## EDA

In [35]:
import duckdb
from pathlib import Path

duckdb_path = "data/sakila.duckdb"
Path(duckdb_path).unlink(missing_ok=True)

with duckdb.connect(duckdb_path) as conn, open("sql/load_sakila.sql") as ingest_script:
    conn.sql(ingest_script.read())

    description = conn.sql("DESC;").df()
    films = conn.sql("FROM film;").df()

films.head(3)

Unnamed: 0,film_id,title,description,release_year,language_id,original_language_id,rental_duration,rental_rate,length,replacement_cost,rating,special_features,last_update
0,1,ACADEMY DINOSAUR,A Epic Drama of a Feminist And a Mad Scientist...,2006,1,,6,0.99,86,20.99,PG,"Deleted Scenes,Behind the Scenes",2021-03-06 15:52:00
1,2,ACE GOLDFINGER,A Astounding Epistle of a Database Administrat...,2006,1,,3,4.99,48,12.99,G,"Trailers,Deleted Scenes",2021-03-06 15:52:00
2,3,ADAPTATION HOLES,A Astounding Reflection of a Lumberjack And a ...,2006,1,,7,2.99,50,18.99,NC-17,"Trailers,Deleted Scenes",2021-03-06 15:52:00


In [79]:
description["column_names"][7]

array(['film_id', 'title', 'description', 'release_year', 'language_id',
       'original_language_id', 'rental_duration', 'rental_rate', 'length',
       'replacement_cost', 'rating', 'special_features', 'last_update'],
      dtype=object)

### Create a function to connect to sakila.duckdb and test it with assignment A - show title and length for movies longer than 3 hours:

In [37]:
def query_sakila(query: str, duckdb_path = "data/sakila.duckdb"):
    with duckdb.connect(duckdb_path) as conn:
        df = conn.sql(query=query).df()

    return df

query_sakila("""
            SELECT title, length 
            FROM film
            WHERE length > 180;
            """).head()

Unnamed: 0,title,length
0,ANALYZE HOOSIERS,181
1,BAKED CLEOPATRA,182
2,CATCH AMISTAD,183
3,CHICAGO NORTH,185
4,CONSPIRACY SPIRIT,184


### Which movies have the word "love" in its title? 

In [49]:
query_sakila("""SELECT title, rating, length, description
             FROM film
             WHERE regexp_matches(title, '(?i)(^|[^A-Za-z])LOVE([^A-Za-z]|$)');
             """).head()

Unnamed: 0,title,rating,length,description
0,GRAFFITI LOVE,PG,117,A Unbelieveable Epistle of a Sumo Wrestler And...
1,IDAHO LOVE,PG-13,172,A Fast-Paced Drama of a Student And a Crocodil...
2,INDIAN LOVE,NC-17,135,A Insightful Saga of a Mad Scientist And a Mad...
3,LAWRENCE LOVE,NC-17,175,A Fanciful Yarn of a Database Administrator An...
4,LOVE SUICIDES,R,181,A Brilliant Panorama of a Hunter And a Explore...

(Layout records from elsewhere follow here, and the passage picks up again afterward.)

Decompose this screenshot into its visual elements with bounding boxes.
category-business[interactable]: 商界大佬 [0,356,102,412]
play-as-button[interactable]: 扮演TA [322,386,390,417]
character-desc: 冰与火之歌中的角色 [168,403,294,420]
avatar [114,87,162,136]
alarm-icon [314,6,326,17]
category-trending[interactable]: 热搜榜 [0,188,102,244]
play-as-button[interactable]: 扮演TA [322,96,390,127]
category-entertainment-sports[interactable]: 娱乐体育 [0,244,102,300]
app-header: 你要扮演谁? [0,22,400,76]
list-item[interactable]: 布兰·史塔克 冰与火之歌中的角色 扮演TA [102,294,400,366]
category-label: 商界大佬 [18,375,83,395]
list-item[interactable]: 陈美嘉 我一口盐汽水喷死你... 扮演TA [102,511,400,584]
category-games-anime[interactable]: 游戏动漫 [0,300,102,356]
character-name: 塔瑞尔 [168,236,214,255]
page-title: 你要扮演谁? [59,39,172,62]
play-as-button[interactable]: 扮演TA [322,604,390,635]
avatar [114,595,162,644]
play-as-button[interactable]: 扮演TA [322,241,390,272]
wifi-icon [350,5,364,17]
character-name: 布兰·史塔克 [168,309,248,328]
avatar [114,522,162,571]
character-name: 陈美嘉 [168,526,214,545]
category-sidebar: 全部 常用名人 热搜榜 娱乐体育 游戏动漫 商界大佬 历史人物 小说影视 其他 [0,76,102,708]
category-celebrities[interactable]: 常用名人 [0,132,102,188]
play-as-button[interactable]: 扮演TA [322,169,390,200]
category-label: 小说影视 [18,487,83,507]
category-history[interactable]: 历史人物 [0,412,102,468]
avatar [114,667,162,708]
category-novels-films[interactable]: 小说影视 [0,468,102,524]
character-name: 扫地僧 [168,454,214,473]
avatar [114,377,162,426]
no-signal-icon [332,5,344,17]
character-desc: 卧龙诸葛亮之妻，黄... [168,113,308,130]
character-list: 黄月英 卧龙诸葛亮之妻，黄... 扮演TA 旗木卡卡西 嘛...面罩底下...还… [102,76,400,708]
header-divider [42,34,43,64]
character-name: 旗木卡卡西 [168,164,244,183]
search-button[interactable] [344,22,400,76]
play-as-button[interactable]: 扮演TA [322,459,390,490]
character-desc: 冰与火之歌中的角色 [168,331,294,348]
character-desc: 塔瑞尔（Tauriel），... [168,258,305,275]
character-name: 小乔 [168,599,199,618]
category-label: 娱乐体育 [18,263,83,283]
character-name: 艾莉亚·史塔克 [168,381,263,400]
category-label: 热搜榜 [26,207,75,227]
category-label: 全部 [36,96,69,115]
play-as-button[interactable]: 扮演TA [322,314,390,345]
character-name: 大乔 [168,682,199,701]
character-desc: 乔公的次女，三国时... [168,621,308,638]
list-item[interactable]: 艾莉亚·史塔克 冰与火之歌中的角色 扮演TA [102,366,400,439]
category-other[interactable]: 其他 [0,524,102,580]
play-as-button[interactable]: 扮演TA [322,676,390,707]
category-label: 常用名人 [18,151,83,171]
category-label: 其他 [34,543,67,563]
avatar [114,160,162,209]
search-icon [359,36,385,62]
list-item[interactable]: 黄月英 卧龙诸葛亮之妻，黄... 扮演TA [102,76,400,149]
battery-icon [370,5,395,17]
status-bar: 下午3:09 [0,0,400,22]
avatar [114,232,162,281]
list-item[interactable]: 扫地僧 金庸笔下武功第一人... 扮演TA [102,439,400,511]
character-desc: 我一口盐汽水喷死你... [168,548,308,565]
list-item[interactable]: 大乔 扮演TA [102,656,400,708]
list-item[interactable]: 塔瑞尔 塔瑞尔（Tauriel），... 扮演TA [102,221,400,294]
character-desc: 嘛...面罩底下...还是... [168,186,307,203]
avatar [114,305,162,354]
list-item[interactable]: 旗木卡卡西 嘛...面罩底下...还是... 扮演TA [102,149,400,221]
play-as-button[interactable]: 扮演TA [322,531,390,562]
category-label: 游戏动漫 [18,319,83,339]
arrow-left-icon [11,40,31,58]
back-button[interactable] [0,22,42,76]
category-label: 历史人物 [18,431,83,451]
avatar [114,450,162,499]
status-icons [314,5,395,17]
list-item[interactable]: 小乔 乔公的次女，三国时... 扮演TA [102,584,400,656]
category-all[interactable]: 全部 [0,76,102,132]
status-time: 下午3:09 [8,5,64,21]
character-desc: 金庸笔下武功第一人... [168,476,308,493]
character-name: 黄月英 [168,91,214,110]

### Calculate the following statistics on movie length:
- shortest
- average
- median
- longest

In [69]:
query_sakila("""SELECT 
             ROUND(MIN(length), 0):: INTEGER as shortest_movie_min,
             ROUND(AVG(length), 0):: INTEGER AS average_movie_length_min,
             ROUND(MEDIAN(length), 0):: INTEGER AS median_movie_length_min,
             ROUND(MAX(length), 0):: INTEGER AS longest_movie_min
             FROM film
             """)

Unnamed: 0,shortest_movie_min,average_movie_length_min,median_movie_length_min,longest_movie_min
0,46,115,114,185


### Show the 10 most expensive movies to rent per day

In [98]:
query_sakila("""SELECT title, ROUND(rental_duration / rental_rate, 2) AS rent_per_day
             FROM film
             ORDER BY rent_per_day DESC;
             """).head(10)

Unnamed: 0,title,rent_per_day
0,GANDHI KWAI,7.07
1,SPIRIT FLINTSTONES,7.07
2,STORY SIDE,7.07
3,SHEPHERD MIDSUMMER,7.07
4,CRUELTY UNFORGIVEN,7.07
5,PRIMARY GLASS,7.07
6,UNFORGIVEN ZOOLANDER,7.07
7,CURTAIN VIDEOTAPE,7.07
8,NOTORIOUS REUNION,7.07
9,HOLLYWOOD ANONYMOUS,7.07


### Show the 10 actors who has played in most movies

In [126]:
query_sakila("""SELECT 
             a.first_name || ' ' || a.last_name AS actor,
             COUNT(DISTINCT f.film_id) AS number_of_movies
             FROM film f
                LEFT JOIN film_actor fa ON f.film_id = fa.film_id
                LEFT JOIN actor a ON a.actor_id = fa.actor_id
             GROUP BY actor
             ORDER BY number_of_movies DESC
            ;
             """).head(10)

Unnamed: 0,actor,number_of_movies
0,SUSAN DAVIS,54
1,GINA DEGENERES,42
2,WALTER TORN,41
3,MARY KEITEL,40
4,MATTHEW CARREY,39
5,SANDRA KILMER,37
6,SCARLETT DAMON,36
7,VIVIEN BASINGER,35
8,ANGELA WITHERSPOON,35
9,HENRY BERRY,35